Ainsi qu’un entretien savoureux comme il se doit ici et des compte-rendus de concert à La Route du Rock 2002), Sin Le Noble (2000) et au Café de la Danse (2004), Nantes (2013).

31 comments
  1. Guilbault Véronik

    Sensibilité à fleur de peau , voix douce et enjoleuse, mots percutants et provocateurs parfois ( mais pour le bien )…
    Parolier hors norme , au plus près de la Nature et du Cœur.
    Un artiste singulier et rare …💖

  2. Delaunay Michelle

    Merci pour ce très bel hommage à un homme exceptionnel. Comment oublier cette merveille qu’est « on va se mettre aux anges »…

  3. Saulnier Anita

    Mon Dieu, je n’ai jamais lu un tel hommage. Magnifique. Digne de Jean Louis Murat, quelle plume plongeait dans l’amour que nous lui portons tous. Les orphelins d’orcival. Je suis touchée en plein cœur ❤️, vous m’avez désarçonnée. Je suis Auvergnat exilée en Dauphiné mais pas
    libérée

  4. Dominique Jaggi

    Combien sommes-nous à comprendre, et malheureusement à admettre, que nous avons perdu le plus grand, le plus poétique, le plus séduisant de tous nos artistes auteur compositeur, et peintre…
    Nous n’oublierons jamais cette voix magique qui s’accordait si bien à l’univers qu’il nous offrait !!!

  5. Saulnier Anita

    Je disais pas libérée paysages volcaniques, des lacs, du patrimoine. De tout ce que nous offre à voir le regard bleu et à entendre la voix envoûtante du poète Jean Louis berghaud. Murat j’ai le manque de toi. Fidèlement et à toujours.

  6. Brigitte

    Encore sur les planches dernièrement … Qu’à t-il pu se passer ? Rien ça arrive ? Incroyable ça arrive beaucoup depuis un moment… Mais faire une relation avec l’arn messager dans les nouveaux vaccins expérimentaux ce serait politiquement incorrecte ? Dommage en tout cas pour Murat, on a perdu un artiste que j’aimais bien, authentique qui se fichait bien du politiquement correct 😢

  7. Palabost

    Jean Louis Murat était et sera toujours un très très très grand monsieur de la chanson française..C’est un vrai poète et ses textes ciselés a coup de magie resteront à jamais gravé dans ma mémoire…Il restera à coup sûr dans le temps et son oeuvre lui survivra,l s gens se rendront compte combien des personnes comme cela sont importante à la vie…Nous ne t’oublierons jamais MR Murat…Vous êtes un très grand monsieur…🙏🙏🙏

  8. Dupont

    Je suis outrée qu’il n’y ai eu AUCUN hommage télévisuel, rien!
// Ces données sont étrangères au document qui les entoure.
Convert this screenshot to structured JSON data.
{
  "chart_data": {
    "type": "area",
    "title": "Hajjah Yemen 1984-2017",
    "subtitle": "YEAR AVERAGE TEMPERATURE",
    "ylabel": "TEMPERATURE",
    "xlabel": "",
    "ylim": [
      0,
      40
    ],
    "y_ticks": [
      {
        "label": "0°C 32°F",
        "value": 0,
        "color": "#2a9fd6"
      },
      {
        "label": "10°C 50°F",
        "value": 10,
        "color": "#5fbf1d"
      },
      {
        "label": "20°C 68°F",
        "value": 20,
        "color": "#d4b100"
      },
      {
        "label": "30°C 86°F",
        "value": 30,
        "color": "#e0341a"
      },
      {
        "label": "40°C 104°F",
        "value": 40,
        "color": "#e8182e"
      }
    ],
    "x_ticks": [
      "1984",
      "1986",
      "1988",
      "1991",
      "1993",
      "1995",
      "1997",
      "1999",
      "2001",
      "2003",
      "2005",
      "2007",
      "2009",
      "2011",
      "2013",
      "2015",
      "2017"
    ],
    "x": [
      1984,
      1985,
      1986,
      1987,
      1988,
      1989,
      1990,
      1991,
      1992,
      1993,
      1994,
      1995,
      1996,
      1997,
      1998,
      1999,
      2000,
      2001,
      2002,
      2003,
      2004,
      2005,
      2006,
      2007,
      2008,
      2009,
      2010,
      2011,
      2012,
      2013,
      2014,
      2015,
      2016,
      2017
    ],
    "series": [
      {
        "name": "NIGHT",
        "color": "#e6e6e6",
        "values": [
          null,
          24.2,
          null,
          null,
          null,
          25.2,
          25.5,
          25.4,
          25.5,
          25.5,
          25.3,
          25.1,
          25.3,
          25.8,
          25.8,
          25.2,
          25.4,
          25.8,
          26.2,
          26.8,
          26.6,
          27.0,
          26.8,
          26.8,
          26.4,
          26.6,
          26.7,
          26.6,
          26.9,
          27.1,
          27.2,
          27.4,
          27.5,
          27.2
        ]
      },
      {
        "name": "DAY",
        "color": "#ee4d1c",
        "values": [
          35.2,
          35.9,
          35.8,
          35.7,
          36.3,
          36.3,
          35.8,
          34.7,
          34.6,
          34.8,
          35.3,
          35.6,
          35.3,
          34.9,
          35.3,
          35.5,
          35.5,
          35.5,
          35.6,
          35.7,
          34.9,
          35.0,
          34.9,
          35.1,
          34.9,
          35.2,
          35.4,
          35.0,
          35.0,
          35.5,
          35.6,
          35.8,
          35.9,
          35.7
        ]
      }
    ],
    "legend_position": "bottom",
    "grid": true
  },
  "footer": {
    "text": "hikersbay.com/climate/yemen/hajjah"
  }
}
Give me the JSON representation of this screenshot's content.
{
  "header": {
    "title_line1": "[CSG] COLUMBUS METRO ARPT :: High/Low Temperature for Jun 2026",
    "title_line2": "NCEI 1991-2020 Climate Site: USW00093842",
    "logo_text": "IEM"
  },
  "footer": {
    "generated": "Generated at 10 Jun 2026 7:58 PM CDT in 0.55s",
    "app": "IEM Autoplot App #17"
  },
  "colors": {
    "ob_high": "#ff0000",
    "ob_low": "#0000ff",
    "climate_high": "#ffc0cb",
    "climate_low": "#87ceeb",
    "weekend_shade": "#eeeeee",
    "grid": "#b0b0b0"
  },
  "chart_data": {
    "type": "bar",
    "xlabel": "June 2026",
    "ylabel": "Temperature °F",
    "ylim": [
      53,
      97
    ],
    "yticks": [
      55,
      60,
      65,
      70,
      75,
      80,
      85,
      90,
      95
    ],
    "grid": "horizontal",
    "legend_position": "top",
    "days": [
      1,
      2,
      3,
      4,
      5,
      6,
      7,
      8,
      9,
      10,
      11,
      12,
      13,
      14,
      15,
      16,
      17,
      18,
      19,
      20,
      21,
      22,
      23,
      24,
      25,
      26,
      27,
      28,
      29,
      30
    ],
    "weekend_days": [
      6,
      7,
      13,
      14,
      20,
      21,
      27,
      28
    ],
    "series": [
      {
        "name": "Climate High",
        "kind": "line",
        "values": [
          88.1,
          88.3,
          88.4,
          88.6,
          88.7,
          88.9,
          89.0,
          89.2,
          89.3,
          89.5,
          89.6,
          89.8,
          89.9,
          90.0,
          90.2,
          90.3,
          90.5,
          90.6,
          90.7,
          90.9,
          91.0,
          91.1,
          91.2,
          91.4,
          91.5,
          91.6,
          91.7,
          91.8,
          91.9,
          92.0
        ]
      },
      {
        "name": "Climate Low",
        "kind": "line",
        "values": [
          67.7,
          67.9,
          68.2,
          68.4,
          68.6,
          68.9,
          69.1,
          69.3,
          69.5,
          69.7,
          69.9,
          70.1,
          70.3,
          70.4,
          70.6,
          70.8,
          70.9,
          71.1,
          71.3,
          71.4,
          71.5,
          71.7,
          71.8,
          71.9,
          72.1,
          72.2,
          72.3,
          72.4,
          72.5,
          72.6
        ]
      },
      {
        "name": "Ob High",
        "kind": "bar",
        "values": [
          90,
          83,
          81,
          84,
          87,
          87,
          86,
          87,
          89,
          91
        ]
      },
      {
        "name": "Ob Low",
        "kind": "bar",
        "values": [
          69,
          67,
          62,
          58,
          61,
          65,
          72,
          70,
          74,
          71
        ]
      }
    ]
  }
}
Comme s’il n’avait pas existé ! C’est honteux!
    Mais il sera immortel !

  9. Éric Lallee

    Jean Louis 40 ans que je t’aime, depuis l’album passion privée que tu m’as signé un soir de pluie à Mouans Sartou.

  10. Lavielle

    Jean Louis Murat était à part…c est cela qui faisait sa richesse, sa beauté…il était hors du temps…. il restera dans mon Cœur à jamais …

  11. CELLIER Régina

    Quel chagrin …
    Comme si j’avais perdu l être le plud proche …
    Tout me bouleverse chez J.louis ..
    Sa voix chaude et envoûtante.. sa musique . .ses paroles
    Bref ..
    Immense chagrin à l’idée de ne plus le revoir sur scène
    Rien de plus cruel que la mort …

  12. Leduc

    Ta voix nous manque et ton regard aussi.
    Mes condoléances à sa famille.
    Cordialement Mme Edwige Leduc 🙏 envoyé

  13. Christine

    Merci pour cet émouvant hommage tant mérité.
    Le vent, la pluie, toute la nature nous gardera le souvenir de tes paroles oh combien poétiques de tes yeux perçants reflétant une si belle âme, de ta voix quelque peu envoûtante.
    Oui sur les montagnes d’Auvergne chère à mon cœur, les éperviers veilleront sur ton âme Jean-Louis

  14. BONOMO

    « Si je devais manquer de toi,autant me priver pour toujours.. » Jean-Louis Murat un artiste rare et sans compromis.
    Un triste jour pour la chanson francaise et pour la musique en général.
    Dur dur .

  15. red

    Un très grand artiste loin de ce monde merdique de la musique s’en est allé. il fallait avoir de vrais oreilles et une profonde sensibilité pour décoder jean-louis murat. Je suis très triste d’avoir perdu mon pote virtuel qui envahissait agréablement ma vie avec ses douces musiques. Adieu mon Jean Louis.